1. Field of the Invention
The present invention relates generally to a verification system and method for a design under test, and particularly to such a system and method utilizing constrained random test parameter selection for providing substantially complete design verification more efficiently.
2. Description of the Related Art
Today's application specific integrated circuit (ASIC) designs have become increasingly complex, as they have followed Moore's Law. Moore's Law states that the number of transistors that will fit on an integrated circuit chip will double every eighteen months. This has primarily been driven by advances in circuit fabrication technology, such as optical lithography techniques. For example, ASIC designs in the year 2000 were seen to target 180 nm feature size and were on the order of several hundred thousand gates. In 2010, current designs target the 40 nm feature sizes and are on the order of several million gates. However, empirical data shows that as design complexity has increased, so has the likelihood of chip re-spins. The majority of chip re-spins has been seen to be due to the existence of a programming bug in a digital logic function of the chip which causes the chip to fail to operate correctly and/or produce an incorrect or unintended result. Digital logic functions, such as functions that may appear in an ASIC, are typically defined in source code using a Hardware Description Language (HDL).
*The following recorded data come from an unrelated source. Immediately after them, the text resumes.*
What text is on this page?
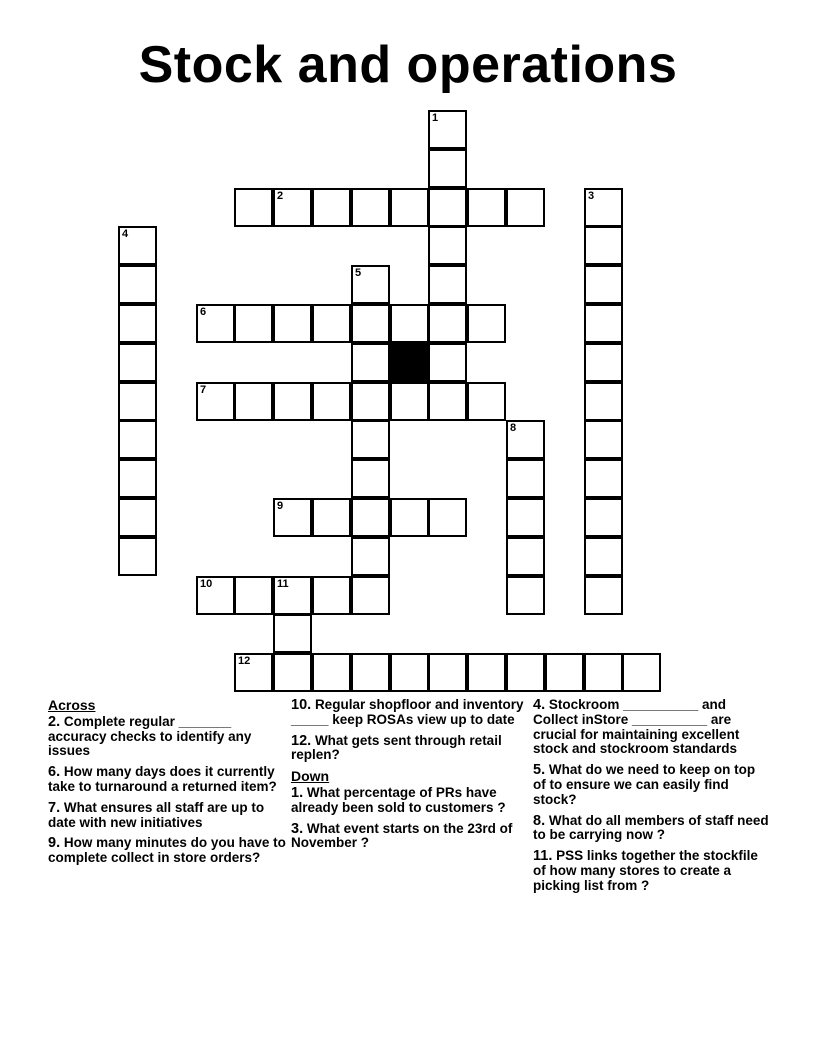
Stock and operations
1
2	3
4
5
6
7
8
9
10	11
12
Across
2. Complete regular _______ accuracy checks to identify any issues
6. How many days does it currently take to turnaround a returned item?
7. What ensures all staff are up to date with new initiatives
9. How many minutes do you have to complete collect in store orders?
10. Regular shopfloor and inventory _____ keep ROSAs view up to date
12. What gets sent through retail replen?
Down
1. What percentage of PRs have already been sold to customers ?
3. What event starts on the 23rd of November ?
4. Stockroom __________ and Collect inStore __________ are crucial for maintaining excellent stock and stockroom standards
5. What do we need to keep on top of to ensure we can easily find stock?
8. What do all members of staff need to be carrying now ?
11. PSS links together the stockfile of how many stores to create a picking list from ?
With chip complexity increasing, the time for verifying a chip design has played a more prominent role in the development cycle of the chip. Traditionally, directed tests, in which individual functions are exercised using individual test cases, sufficed to completely verify a design, but now, as complexity has increased, more sophisticated testing methods are required.
Directed tests are useful to ensure that the design's basic modes operate as intended and so they are usually the first test cases created. They will point out gross functional bugs, but each only covers a single state or combination of the design parameters. Each design parameter has a valid range that must be tested along with all combinations of the other parameters' ranges to ensure functionality of the design across all scenarios.
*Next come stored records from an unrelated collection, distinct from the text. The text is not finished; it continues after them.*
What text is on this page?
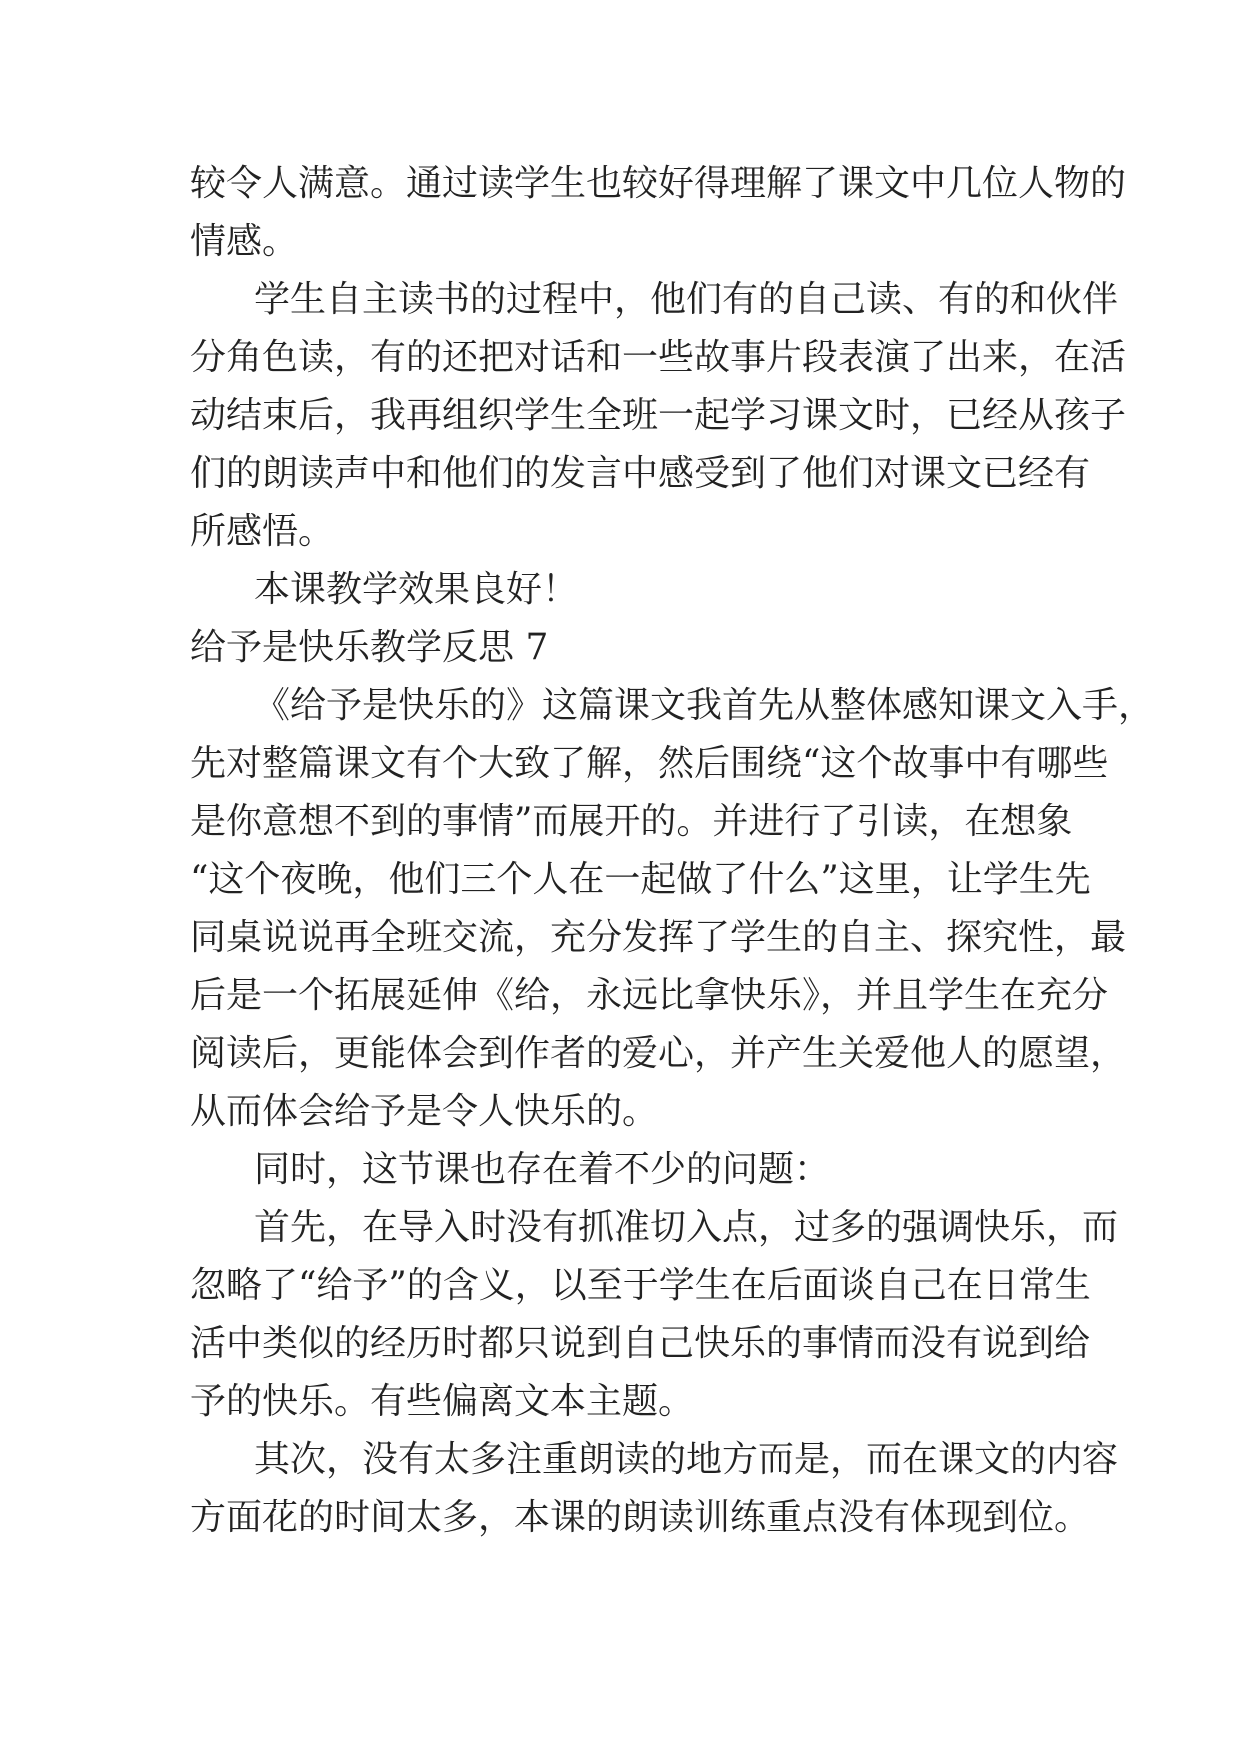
较令人满意。通过读学生也较好得理解了课文中几位人物的
情感。
学生自主读书的过程中，他们有的自己读、有的和伙伴
分角色读，有的还把对话和一些故事片段表演了出来，在活
动结束后，我再组织学生全班一起学习课文时，已经从孩子
们的朗读声中和他们的发言中感受到了他们对课文已经有
所感悟。
本课教学效果良好！
给予是快乐教学反思 7
《给予是快乐的》这篇课文我首先从整体感知课文入手，
先对整篇课文有个大致了解，然后围绕“这个故事中有哪些
是你意想不到的事情”而展开的。并进行了引读，在想象
“这个夜晚，他们三个人在一起做了什么”这里，让学生先
同桌说说再全班交流，充分发挥了学生的自主、探究性，最
后是一个拓展延伸《给，永远比拿快乐》，并且学生在充分
阅读后，更能体会到作者的爱心，并产生关爱他人的愿望，
从而体会给予是令人快乐的。
同时，这节课也存在着不少的问题：
首先，在导入时没有抓准切入点，过多的强调快乐，而
忽略了“给予”的含义，以至于学生在后面谈自己在日常生
活中类似的经历时都只说到自己快乐的事情而没有说到给
予的快乐。有些偏离文本主题。
其次，没有太多注重朗读的地方而是，而在课文的内容
方面花的时间太多，本课的朗读训练重点没有体现到位。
Random selection of a design's test parameters frees the verifier from hand-creating each possible test in a directed fashion. However, each variable may have a limited range of valid values, and often each parameter is not independent, so only certain combinations of parameter values may be valid. For these reasons, constrained random (or directed random) methodologies were developed. Constrained random testing is an approach that can increase functional test coverage more efficiently than directed test creation. It also has the benefit of uncovering corner cases, i.e., those situations outside the normal operating conditions of a device, which the verification engineer would not have otherwise conceived.
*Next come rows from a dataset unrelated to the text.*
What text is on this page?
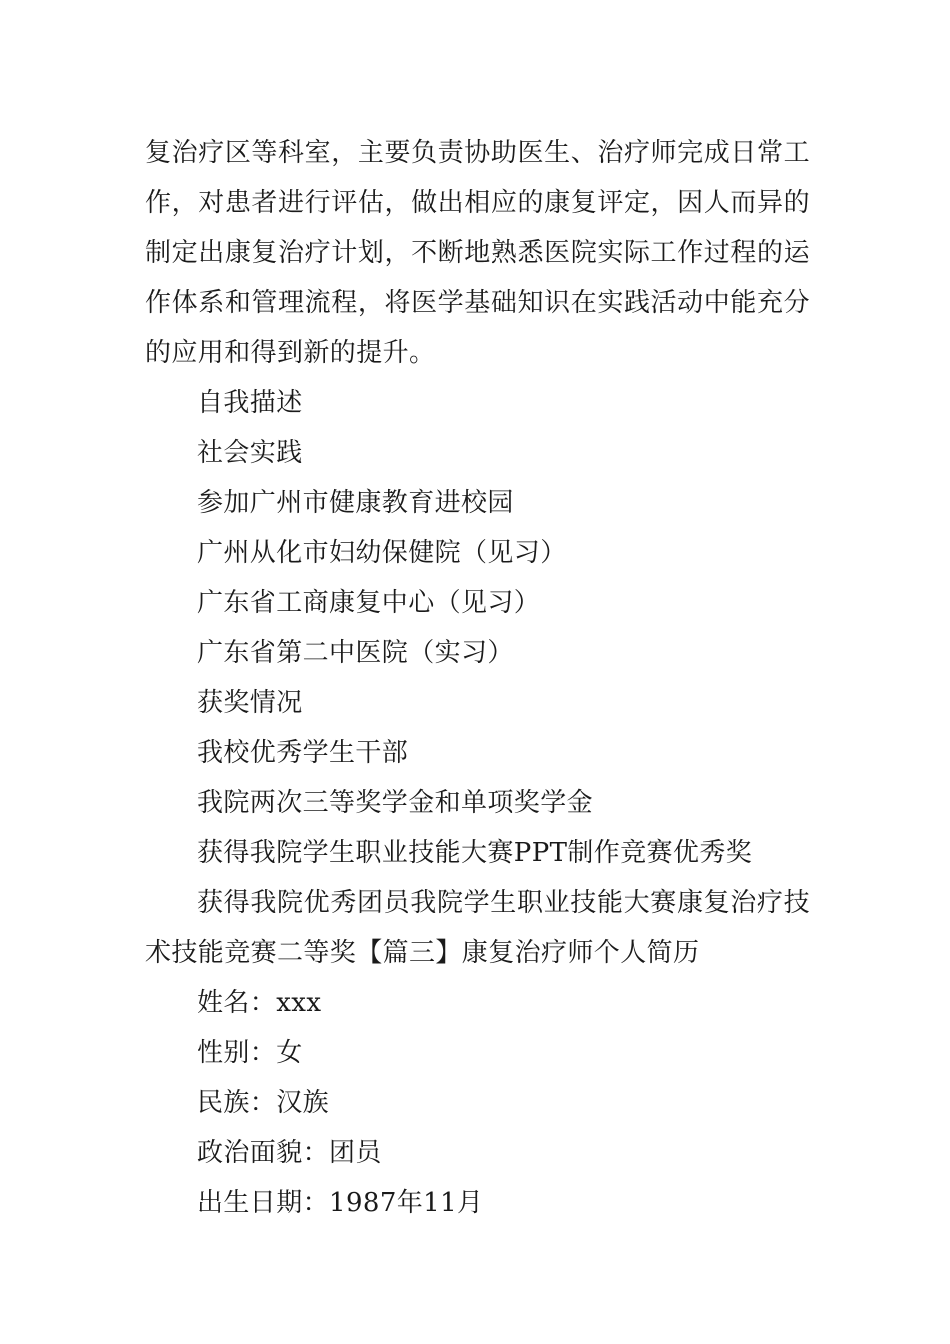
复治疗区等科室，主要负责协助医生、治疗师完成日常工作，对患者进行评估，做出相应的康复评定，因人而异的制定出康复治疗计划，不断地熟悉医院实际工作过程的运作体系和管理流程，将医学基础知识在实践活动中能充分的应用和得到新的提升。

自我描述

社会实践

参加广州市健康教育进校园

广州从化市妇幼保健院（见习）

广东省工商康复中心（见习）

广东省第二中医院（实习）

获奖情况

我校优秀学生干部

我院两次三等奖学金和单项奖学金

获得我院学生职业技能大赛PPT制作竞赛优秀奖

获得我院优秀团员我院学生职业技能大赛康复治疗技术技能竞赛二等奖【篇三】康复治疗师个人简历

姓名：xxx

性别：女

民族：汉族

政治面貌：团员

出生日期：1987年11月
SystemVerilog, which is an HDL that is based on contributions from several EDA companies, is unique in that it offers both design and verification constructs within a single language. SystemVerilog extends the syntax of the Verilog HDL with additional constructs to support constrained random verification. In particular, SystemVerilog introduces the rand variable type, the constraint, and coverpoint syntax. A rand variable is one for which a random value may be chosen at each simulation invocation. A constraint directs the choice of a random variable's value based on logical conditions. Coverpoints record the selection of these random variables, as well as special combinations of these variables, to record functional coverage. In this manner, test parameters are “randomly” chosen, but within practical constraints established by the coder. This frees the verification engineer from specifically creating directed tests for every possible combination of the random variables, but also avoids invalid combinations that need not be tested. Though the use of constrained random verification in SystemVerilog has been found to be very helpful to a system designer, there are inefficiencies therein that result in a less optimal amount of time needed for testing a chip.